On sait peu de choses sur l’auteur Al-Harawi. Né à Mossoul et décédé à Alep en 1215, il fut un grand voyageur et un mystique. Il a pu également être chargé de missions politiques. Il est l’auteur, entre autres, d’un Guide des lieux de pèlerinage et d’un petit traité, Le Mémoire d’al-Hawari sur les ruses de guerre, dont est issu le texte ci-dessous.

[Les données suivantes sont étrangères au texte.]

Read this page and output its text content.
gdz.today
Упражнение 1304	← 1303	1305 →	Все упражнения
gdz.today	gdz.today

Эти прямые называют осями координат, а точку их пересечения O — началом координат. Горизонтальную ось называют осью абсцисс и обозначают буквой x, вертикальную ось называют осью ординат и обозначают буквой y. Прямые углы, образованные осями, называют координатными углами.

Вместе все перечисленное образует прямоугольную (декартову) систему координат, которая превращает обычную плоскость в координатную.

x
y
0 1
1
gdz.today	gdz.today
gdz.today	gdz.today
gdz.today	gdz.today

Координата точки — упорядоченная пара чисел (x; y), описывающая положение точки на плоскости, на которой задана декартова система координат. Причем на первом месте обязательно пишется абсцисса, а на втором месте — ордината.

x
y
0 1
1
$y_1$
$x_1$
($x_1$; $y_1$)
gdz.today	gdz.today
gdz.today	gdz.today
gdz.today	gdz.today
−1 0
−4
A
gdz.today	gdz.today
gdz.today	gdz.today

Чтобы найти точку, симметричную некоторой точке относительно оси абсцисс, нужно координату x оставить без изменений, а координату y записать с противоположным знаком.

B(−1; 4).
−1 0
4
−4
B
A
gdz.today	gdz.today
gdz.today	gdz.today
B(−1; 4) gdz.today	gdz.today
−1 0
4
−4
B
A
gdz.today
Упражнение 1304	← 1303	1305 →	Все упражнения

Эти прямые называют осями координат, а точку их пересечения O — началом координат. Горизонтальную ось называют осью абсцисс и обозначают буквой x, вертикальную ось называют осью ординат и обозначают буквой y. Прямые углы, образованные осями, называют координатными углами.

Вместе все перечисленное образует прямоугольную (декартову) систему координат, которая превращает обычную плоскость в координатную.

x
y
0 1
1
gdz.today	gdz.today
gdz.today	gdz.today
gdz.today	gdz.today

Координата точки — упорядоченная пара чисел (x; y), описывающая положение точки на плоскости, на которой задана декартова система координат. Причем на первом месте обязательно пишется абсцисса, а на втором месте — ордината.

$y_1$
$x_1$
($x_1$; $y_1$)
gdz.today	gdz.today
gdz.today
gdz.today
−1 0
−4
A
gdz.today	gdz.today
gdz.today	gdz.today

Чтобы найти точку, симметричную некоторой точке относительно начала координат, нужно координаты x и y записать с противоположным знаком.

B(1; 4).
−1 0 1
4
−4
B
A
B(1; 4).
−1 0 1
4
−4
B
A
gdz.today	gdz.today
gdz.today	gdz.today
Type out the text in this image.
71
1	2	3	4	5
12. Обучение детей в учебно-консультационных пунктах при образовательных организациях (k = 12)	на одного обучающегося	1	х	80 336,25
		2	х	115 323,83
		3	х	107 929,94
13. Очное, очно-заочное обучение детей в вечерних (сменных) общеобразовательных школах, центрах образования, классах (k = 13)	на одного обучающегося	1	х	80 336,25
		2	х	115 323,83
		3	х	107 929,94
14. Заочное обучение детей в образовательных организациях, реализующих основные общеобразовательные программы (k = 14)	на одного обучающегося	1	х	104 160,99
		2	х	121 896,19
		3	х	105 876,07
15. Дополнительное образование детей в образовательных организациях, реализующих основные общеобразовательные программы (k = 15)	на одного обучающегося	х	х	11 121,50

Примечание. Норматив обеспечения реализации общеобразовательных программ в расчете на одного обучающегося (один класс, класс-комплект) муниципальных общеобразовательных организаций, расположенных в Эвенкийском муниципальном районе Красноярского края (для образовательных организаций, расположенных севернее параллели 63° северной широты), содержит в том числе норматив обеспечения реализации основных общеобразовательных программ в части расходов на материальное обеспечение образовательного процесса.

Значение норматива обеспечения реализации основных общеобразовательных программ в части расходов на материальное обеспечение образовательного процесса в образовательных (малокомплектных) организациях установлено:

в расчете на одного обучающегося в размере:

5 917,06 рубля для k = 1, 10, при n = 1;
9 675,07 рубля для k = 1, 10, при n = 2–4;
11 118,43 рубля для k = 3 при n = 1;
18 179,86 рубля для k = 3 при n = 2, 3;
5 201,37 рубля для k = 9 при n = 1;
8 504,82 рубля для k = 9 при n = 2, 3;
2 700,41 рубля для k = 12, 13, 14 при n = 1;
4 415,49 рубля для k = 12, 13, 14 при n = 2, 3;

Divisé en 24 chapitres, l’ouvrage délivre des conseils aux princes, tant en matière de gouvernance que dans l’art de mener la guerre. Aya Majdi, dans sa belle préface à la réédition de ce petit livre (Abibakr Al Harawi, Stratagèmes de guerre, Éditions Rivage poche, 2025, p. 7) écrit que « ce bref traité de stratégie militaire du XIIe siècle (…), est peut-être, comme ses lointains et illustres équivalents (Le Prince et L’Art de la guerre, ndlr), l’un de ces ouvrages de l’heure appelés à survivre aux circonstances qui les ont vu naître, en produit intemporel des vicissitudes de l’histoire« .
Dans le premier chapitre, Al-Harawi dresse le portrait de celui qui, selon lui, serait un « sultan idéal », agissant avec justice et réparant « les brisés », « celui dont le nom reste gravé en bien dans les mémoires et dont s’inspirent ses successeurs ».
« La première chose qui incombe au souverain est de connaître l’ampleur des bénédictions que Dieu lui a octroyées ainsi que la bienveillance dont il l’entoure. Et qu’il sache que la plus haute grâce, celle qui est à la fois la plus élevée, bénéfique et précieuse, comprend les intérêts de l’islam et des musulmans, le développement des frontières des monothéismes, l’examen attentif des affaires des sujets, et dans l’élaboration des lois régissant les créatures. Tout cela repose sur un croyant choisi par Dieu Tout-Puissant parmi ses fidèles, qu’il rend puissant dans son pays, dont il fait son légataire et qu’il assiste dans sa mission. Cela,afin d’éliminer les injustices, de châtier les injustes, de secourir ceux qui souffrent, de dispenser le bienfait, de réparer les brisés, de libérer les captifs, de rendre justice à ceux qui sont opprimés face à leurs bourreaux et de distinguer entre l’ignorant et le sage tout en ne s’épargnant aucun effort pour préserver le fruit de l’islam et garantir la régularité des affaires humaines. Une fois qu’il sera conscient de cela, qu’il le comprendra, qu’il aura médité ce fait et qu’il l’aura assimilé, il lui incombe de recevoir les grâces de Dieu Très-Haut par l’expression de sa gratitude, de son obéissance et de sa bienfaisance envers ses sujets, mais en répandant la justice tout en s’opposant à l’injustice et à l’iniquité, mais encore en ordonnant le bien et en interdisant le mal, en appliquant les châtiments ordonnés par Dieu et en vivifiant la voie du Prophète, que la bénédiction et la paix de Dieu soient sur lui. En agissant ainsi, Dieu préservera ce qu’Il lui a accordé, sera son gardien contre ses ennemis, et lui apportera assistance dans l’adversité tout en veillant sur lui. Tout cela vient de la grâce divine.
Et qu’il sache que c’est par la justice que se consolide l’ordre des affaires, tandis que l’injustice mène à leur ruine. Le plus heureux des souverains est celui dont le nom reste gravé en bien dans les mémoires et dont s’inspirent ses successeurs »
Tiré de Abibakr Al Harawi, Stratagèmes de guerre, éditions Rivage poche, 2025, extrait p. 27-28 (traduit de l’arabe par Aya Majdi).